Current Status of LNG and Shipping
Between 2012 and 2018, methane emissions from LNG-fueled ships grew by 150 percent (Fourth IMO GHG Study 2020). Real-world methane emissions from shipping also indicate that the sector’s contribution to climate change is larger than previously estimated. Despite the negative climate and environmental impacts, the shipping industry is projected to witness further growth in LNG demand, with the anticipated addition of about 160 to 500 new LNG-fueled vessels annually until 2030. 

We Need Strong Methane Regulations at the IMO
According to the IPCC (AR6), addressing the climate emergency and its devastating impacts on people requires urgently tackling methane emissions in the near term. LNG proponents are gaslighting policymakers about the real size of the climate and health impacts of LNG while jeopardising a liveable future on this planet. 

The International Maritime Organization (IMO) is the United Nations body regulating international shipping. Currently, no specific international regulations exist for methane emissions from ships. However, several opportunities exist to comprehensively integrate methane into the IMO’s regulatory framework during the upcoming 81st Marine Environmental Protection Committee (MEPC81) meeting scheduled from March 18 to 22. If this doesn’t happen we propose a more drastic future for the IMO.
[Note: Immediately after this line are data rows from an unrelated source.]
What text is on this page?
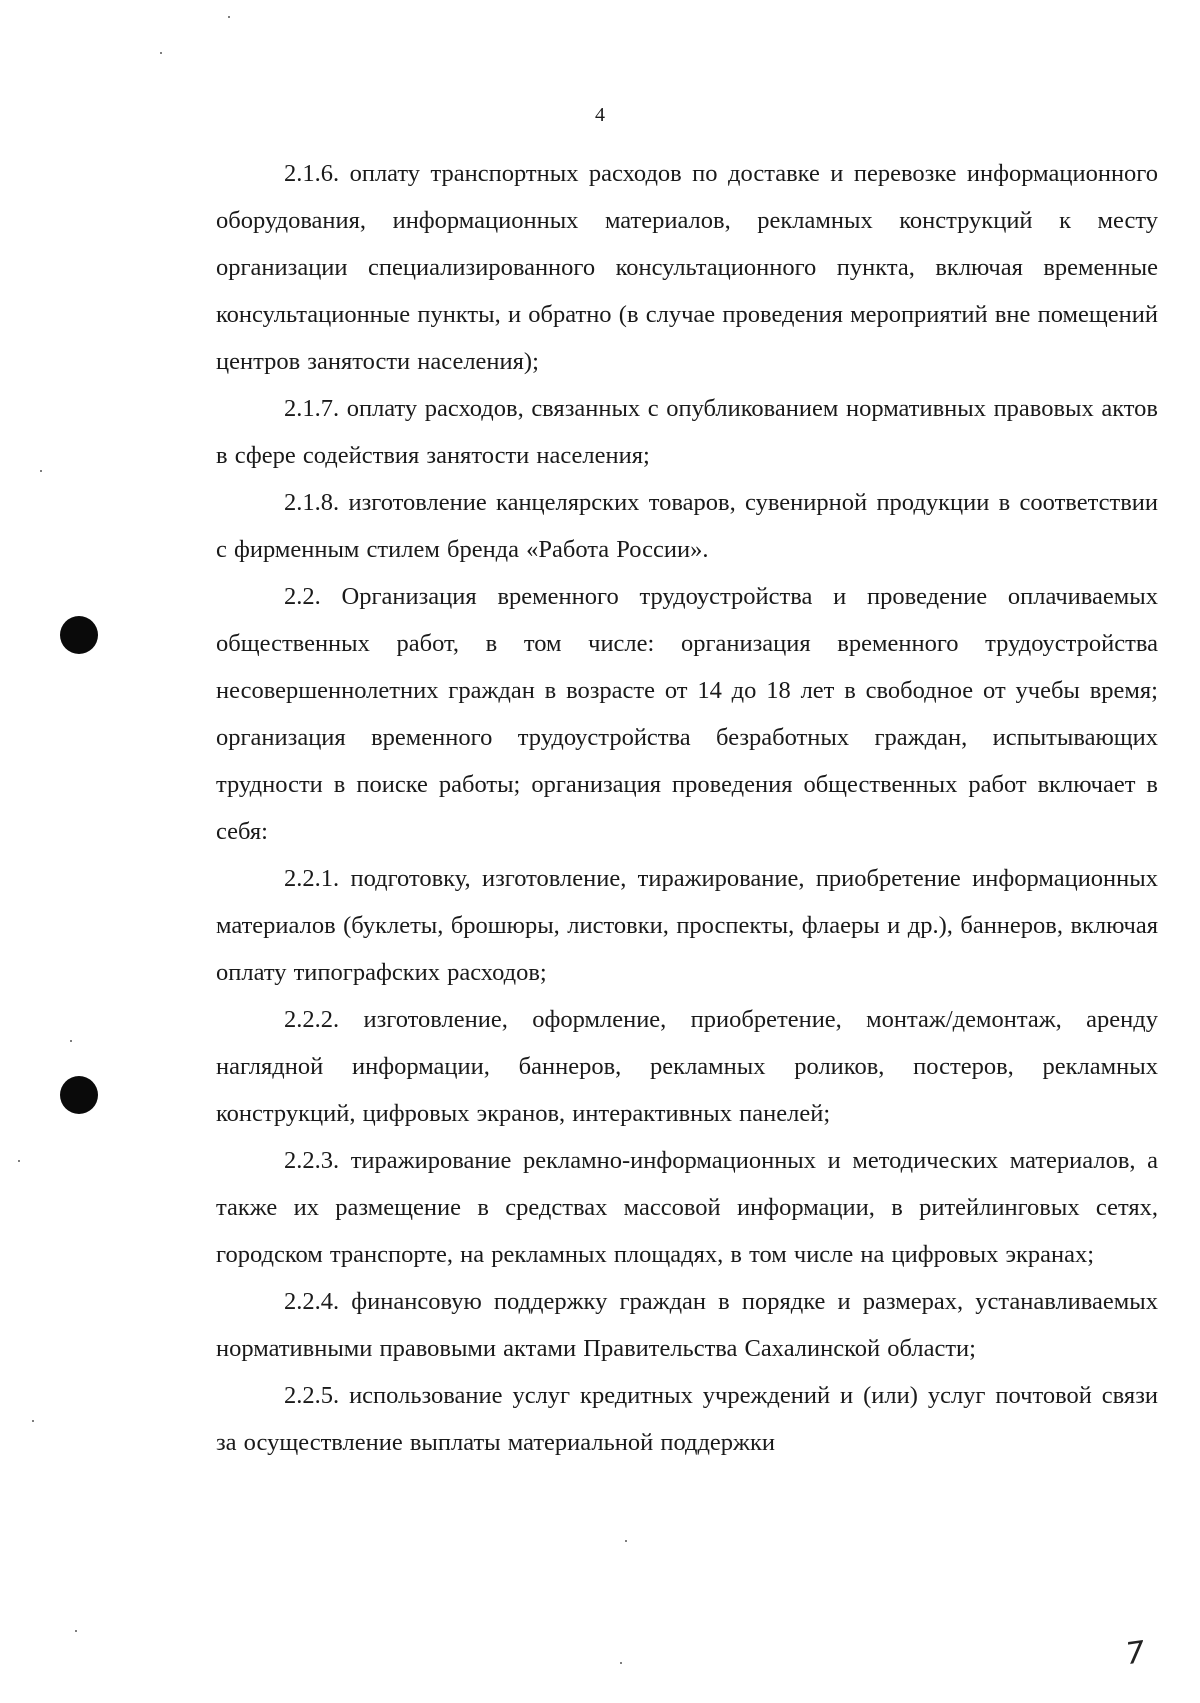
4

2.1.6. оплату транспортных расходов по доставке и перевозке информационного оборудования, информационных материалов, рекламных конструкций к месту организации специализированного консультационного пункта, включая временные консультационные пункты, и обратно (в случае проведения мероприятий вне помещений центров занятости населения);

2.1.7. оплату расходов, связанных с опубликованием нормативных правовых актов в сфере содействия занятости населения;

2.1.8. изготовление канцелярских товаров, сувенирной продукции в соответствии с фирменным стилем бренда «Работа России».

2.2. Организация временного трудоустройства и проведение оплачиваемых общественных работ, в том числе: организация временного трудоустройства несовершеннолетних граждан в возрасте от 14 до 18 лет в свободное от учебы время; организация временного трудоустройства безработных граждан, испытывающих трудности в поиске работы; организация проведения общественных работ включает в себя:

2.2.1. подготовку, изготовление, тиражирование, приобретение информационных материалов (буклеты, брошюры, листовки, проспекты, флаеры и др.), баннеров, включая оплату типографских расходов;

2.2.2. изготовление, оформление, приобретение, монтаж/демонтаж, аренду наглядной информации, баннеров, рекламных роликов, постеров, рекламных конструкций, цифровых экранов, интерактивных панелей;

2.2.3. тиражирование рекламно-информационных и методических материалов, а также их размещение в средствах массовой информации, в ритейлинговых сетях, городском транспорте, на рекламных площадях, в том числе на цифровых экранах;

2.2.4. финансовую поддержку граждан в порядке и размерах, устанавливаемых нормативными правовыми актами Правительства Сахалинской области;

2.2.5. использование услуг кредитных учреждений и (или) услуг почтовой связи за осуществление выплаты материальной поддержки

7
Call for action at the IMO

Call for action at the IMO

1/ The IMO’s Life Cycle Assessment (LCA) guidelines: to ensure accountability for the real size of the sector’s methane footprint, the default emission factor for methane slip must be at 8.5% instead of the IMO’s current 3.5%.

2/ GHG Fuel Standard: methane must be meaningfully included in the IMO GHG fuel standard being developed at the IMO as a medium-term solution.


3/ Declare the IMO is unfit for purpose
A failure act to regulate LNG will prove the IMO is clearly unfit for purpose. It only acts on behalf of the shipping industry and rarely considers the environment. Add to this the IMO’s continued backing of the fossil fuel industry, by not taxing shipping fuel and allowing the dirty fossil fuel byproduct HFO to be burned at sea, plus its lack of regulation of hazardous petrochemical shipping, and the list of IMO misdeeds and wrong directions begins to get very long indeed. Given this ever expanding list isn’t it time the environmental remit of the IMO is governed by another, better, UN agency?  Life is too important to be squandered by inept bureaucracy.